Life is full of difficulties. Often pain. Stories and fairy tales exist all around the world to confirm this, some religions incorporate the idea into the body of their texts, the bible just as well as Buddhism know about it.
These days in many parts of the world – perhaps also led astray, you might say, by modern movies and advertisements claiming the contrary – people believe that being always divinely happy and fine is a matter of reaching a goal of wealth and ultimate acceptance. Fast. And stay with it.
It is different altogether: Erich Kästner, famous German poet of the 20th century, put it like this:
“Es gibt nichts Gutes außer man tut es.” (There is no good except for what you do.)
I wondered in the course of my life what he could mean. There is nothing good in the world…except for what we do?
One day I realized:
Kästner means the idea of ‘goodness’, of ‘good’ vs ‘bad’, is human.
Doing the good things makes them become real.
I felt a lot like that during my life, which has been full of experience. I’ve seen sadness, impaired health, death and – health restored. People on the flight from war and political oppression.

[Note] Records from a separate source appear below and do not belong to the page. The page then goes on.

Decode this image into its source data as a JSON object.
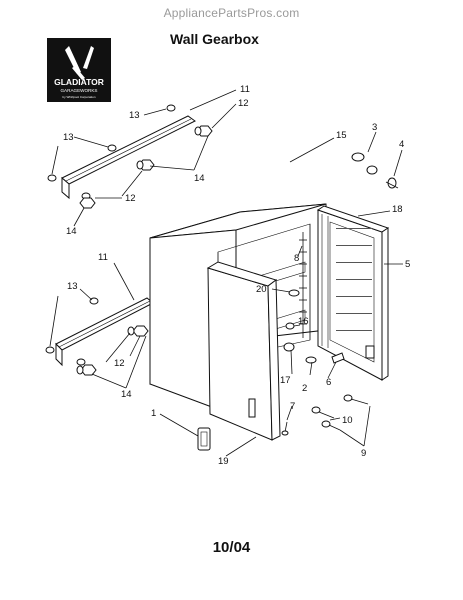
{
  "watermark": "AppliancePartsPros.com",
  "title": "Wall Gearbox",
  "date_code": "10/04",
  "logo": {
    "brand": "GLADIATOR",
    "sub": "GARAGEWORKS",
    "tagline": "by Whirlpool Corporation",
    "icon": "gladiator-emblem-icon",
    "background": "#111111"
  },
  "callouts": {
    "c1": "1",
    "c2": "2",
    "c3": "3",
    "c4": "4",
    "c5": "5",
    "c6": "6",
    "c7": "7",
    "c8": "8",
    "c9": "9",
    "c10": "10",
    "c11a": "11",
    "c11b": "11",
    "c12a": "12",
    "c12b": "12",
    "c12c": "12",
    "c13a": "13",
    "c13b": "13",
    "c13c": "13",
    "c14a": "14",
    "c14b": "14",
    "c14c": "14",
    "c15": "15",
    "c16": "16",
    "c17": "17",
    "c18": "18",
    "c19": "19",
    "c20": "20"
  }
}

Buddhism has another way of putting it, put in my own words here:
Life is full of pain. We are asked to reduce it, here and now, wherever we are at a given time. If ever possible.
That’s how it becomes bearable, again.
In everyday life this can mean that we look at what is fine – and let people know about it.
Whining as opposed to crying or weeping, I’d like to stress here as well: Emotions need to be released too, be that anger, sadness or frustration.
If things are not working out yet, do not make a lot of fuss and whine – but find solutions – and start ‘doing’.